The Fed Can’t Solve the Inflation Crisis
Another month, another hot inflation number. I have a solution to it, but more on that in a moment.
For January, inflation hit 7.5% on a year-over-year basis, the highest reading in four decades.
No signs yet that this is transitory, as the Federal Reserve once promised.
In fact, I’d argue just the opposite. This is likely to be our future for some time.
All the free money that Western governments have dumped into their economies has created a deep pool of available cash for consumers to spend. Supply-chain woes, meanwhile, have limited what consumers can buy.
The upshot is a supply crunch mashed together with an abundance of money, which is the breeding ground for inflation.
The Fed is going to address this by raising interest rates, no question. It will likely do so at its next policy meeting in March, unless it decides to call a special meeting this month. Whatever the case, interest rates are about to start rising.
But, frankly, that’s not likely to mean very much to our wallets.
Once there was a time when interest-rate increases flowed through to higher savings rates, helping our money (theoretically) keep pace with inflation and the wealth we lose to that.
This time could be very different.
As I’ve noted in previous dispatches, the Fed is toothless bear. It can growl and roar and stand menacingly tall, but it has no real bite because of Uncle Sam’s mountain of debt—some $30 trillion as of January.
Back in the late ’70s and early ’80s, then-Fed Chair Paul Volcker had the capacity to radically raise interest rates to 20% to douse inflation running in the low- to mid-teens.
Today, inflation is 7.5%, but there’s not a snowball’s chance in Hades that current Fed Chair Jerome Powell can raise rates to a level anywhere near that.
Forty years ago, debt was not a problem for the U.S. government, the American consumer, or Corporate America. Today, debt is a massive problem for all three. Each cohort now holds record levels of debt. As interest rates rise, the debt-repayment costs rise, hitting corporate profits, family wallets, and Uncle Sam’s ability to function.
So…while rates will go up, they can’t and won’t go up very much.
Which means rates won’t go up meaningfully on savings accounts, monkey-market accounts, or certificates of deposit.
There is, however, an option: crypto-banks.
I mentioned this in one of my presentations at the International Living Retire Overseas Bootcamp conference in Las Vegas last weekend, showing attendees where they can grab yields of around 9% to more than 12% on U.S. dollars.
To be clear, these are digital representations of dollars known as “stablecoins,” but they act just like dollars in your wallet in that that are, well, stable.
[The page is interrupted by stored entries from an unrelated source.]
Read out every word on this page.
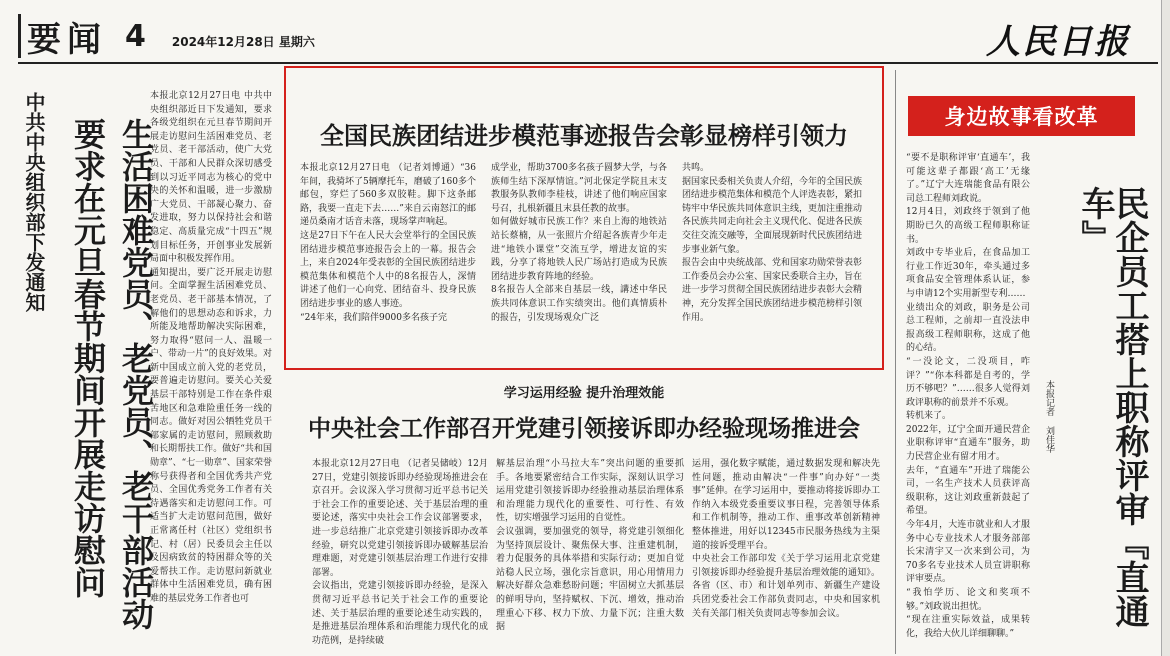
要闻 4 2024年12月28日 星期六	人民日报
中共中央组织部下发通知	生活困难党员、老党员、老干部活动
要求在元旦春节期间开展走访慰问
本报北京12月27日电 中共中央组织部近日下发通知，要求各级党组织在元旦春节期间开展走访慰问生活困难党员、老党员、老干部活动，使广大党员、干部和人民群众深切感受到以习近平同志为核心的党中央的关怀和温暖，进一步激励广大党员、干部凝心聚力、奋发进取，努力以保持社会和谐稳定、高质量完成“十四五”规划目标任务，开创事业发展新局面中积极发挥作用。
通知提出，要广泛开展走访慰问。全面掌握生活困难党员、老党员、老干部基本情况，了解他们的思想动态和诉求，力所能及地帮助解决实际困难，努力取得“慰问一人、温暖一户、带动一片”的良好效果。对新中国成立前入党的老党员，要普遍走访慰问。要关心关爱基层干部特别是工作在条件艰苦地区和急难险重任务一线的同志。做好对因公牺牲党员干部家属的走访慰问，照顾救助和长期帮扶工作。做好“共和国勋章”、“七一勋章”、国家荣誉称号获得者和全国优秀共产党员、全国优秀党务工作者有关待遇落实和走访慰问工作。可适当扩大走访慰问范围，做好正常离任村（社区）党组织书记、村（居）民委员会主任以及因病致贫的特困群众等的关爱帮扶工作。走访慰问新就业群体中生活困难党员，确有困难的基层党务工作者也可
全国民族团结进步模范事迹报告会彰显榜样引领力
本报北京12月27日电 （记者刘博通）“36年间，我骑坏了5辆摩托车，磨破了160多个邮包，穿烂了560多双胶鞋。脚下这条邮路，我要一直走下去……”来自云南怒江的邮递员桑南才话音未落，现场掌声响起。
这是27日下午在人民大会堂举行的全国民族团结进步模范事迹报告会上的一幕。报告会上，来自2024年受表彰的全国民族团结进步模范集体和模范个人中的8名报告人，深情讲述了他们一心向党、团结奋斗、投身民族团结进步事业的感人事迹。
“24年来，我们陪伴9000多名孩子完
成学业，帮助3700多名孩子圆梦大学，与各族师生结下深厚情谊。”河北保定学院且末支教服务队教师李桂枝，讲述了他们响应国家号召，扎根新疆且末县任教的故事。
如何做好城市民族工作？来自上海的地铁站站长蔡楠，从一张照片介绍起各族青少年走进“地铁小课堂”交流互学，增进友谊的实践，分享了将地铁人民广场站打造成为民族团结进步教育阵地的经验。
8名报告人全部来自基层一线，講述中华民族共同体意识工作实绩突出。他们真情质朴的报告，引发现场观众广泛
共鸣。
据国家民委相关负责人介绍，今年的全国民族团结进步模范集体和模范个人评选表彰，紧扣铸牢中华民族共同体意识主线，更加注重推动各民族共同走向社会主义现代化、促进各民族交往交流交融等，全面展现新时代民族团结进步事业新气象。
报告会由中央统战部、党和国家功勋荣誉表彰工作委员会办公室、国家民委联合主办，旨在进一步学习贯彻全国民族团结进步表彰大会精神，充分发挥全国民族团结进步模范榜样引领作用。
学习运用经验 提升治理效能
中央社会工作部召开党建引领接诉即办经验现场推进会
本报北京12月27日电 （记者吴储岐）12月27日，党建引领接诉即办经验现场推进会在京召开。会议深入学习贯彻习近平总书记关于社会工作的重要论述、关于基层治理的重要论述，落实中央社会工作会议部署要求，进一步总结推广北京党建引领接诉即办改革经验，研究以党建引领接诉即办破解基层治理难题，对党建引领基层治理工作进行安排部署。
会议指出，党建引领接诉即办经验，是深入贯彻习近平总书记关于社会工作的重要论述、关于基层治理的重要论述生动实践的，是推进基层治理体系和治理能力现代化的成功范例，是持续破
解基层治理“小马拉大车”突出问题的重要抓手。各地要紧密结合工作实际，深刻认识学习运用党建引领接诉即办经验推动基层治理体系和治理能力现代化的重要性、可行性、有效性，切实增强学习运用的自觉性。
会议强调，要加强党的领导，将党建引领细化为坚持顶层设计、聚焦保大事、注重建机制，着力促服务的具体举措和实际行动；更加自觉站稳人民立场，强化宗旨意识，用心用情用力解决好群众急难愁盼问题；牢固树立大抓基层的鲜明导向，坚持赋权、下沉、增效，推动治理重心下移、权力下放、力量下沉；注重大数据
运用，强化数字赋能，通过数据发现和解决先性问题，推动由解决“一件事”向办好“一类事”延伸。在学习运用中，要推动将接诉即办工作纳入本级党委重要议事日程，完善领导体系和工作机制等，推动工作、重事改革创新精神整体推进，用好以12345市民服务热线为主渠道的接诉受理平台。
中央社会工作部印发《关于学习运用北京党建引领接诉即办经验提升基层治理效能的通知》。各省（区、市）和计划单列市、新疆生产建设兵团党委社会工作部负责同志，中央和国家机关有关部门相关负责同志等参加会议。
身边故事看改革
“要不是职称评审‘直通车’，我可能这辈子都跟‘高工’无缘了。”辽宁大连瑞能食品有限公司总工程师刘政说。
12月4日，刘政终于领到了他期盼已久的高级工程师职称证书。
刘政中专毕业后，在食品加工行业工作近30年，牵头通过多项食品安全管理体系认证，参与申请12个实用新型专利……
业绩出众的刘政，职务是公司总工程师，之前却一直没法申报高级工程师职称，这成了他的心结。
“一没论文，二没项目，咋评？”“你本科都是自考的，学历不够吧？”……很多人觉得刘政评职称的前景并不乐观。
转机来了。
2022年，辽宁全面开通民营企业职称评审“直通车”服务，助力民营企业有留才用才。
去年，“直通车”开进了瑞能公司，一名生产技术人员获评高级职称，这让刘政重新鼓起了希望。
今年4月，大连市就业和人才服务中心专业技术人才服务部部长宋清宇又一次来到公司，为70多名专业技术人员宣讲职称评审要点。
“我怕学历、论文和奖项不够。”刘政说出担忧。
“现在注重实际效益，成果转化，我给大伙儿详细聊聊。”
本报记者 刘佳华	民企员工搭上职称评审『直通车』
They don’t bounce around with crazy volatility, like bitcoin and Ethereum do. At most, they fluctuate by fractions of a penny and always self-correct back toward par value with the greenback.
That makes them an ideal way to earn a real rate of return on your idle cash.
The example I used in my presentation compared a $10,000 deposit at Wells Fargo with an equal deposit at CoinLoan, a European crypto-bank that plays by strict European financial rules.
At Wells Fargo, your $10K earns 0.6% per year, or about $60 per year. That is not going to help you outpace inflation.
At CoinLoan, your $10K earns 10.3% per year, or about $1,030 per year—around 17x what the traditional bank offers. You’re beating inflation.
My bet is that crypto-banks are going to see mass adoption as inflation really takes root and as mainstream savers go in search of real returns that help them earn way more than they’ll ever get at a traditional bank.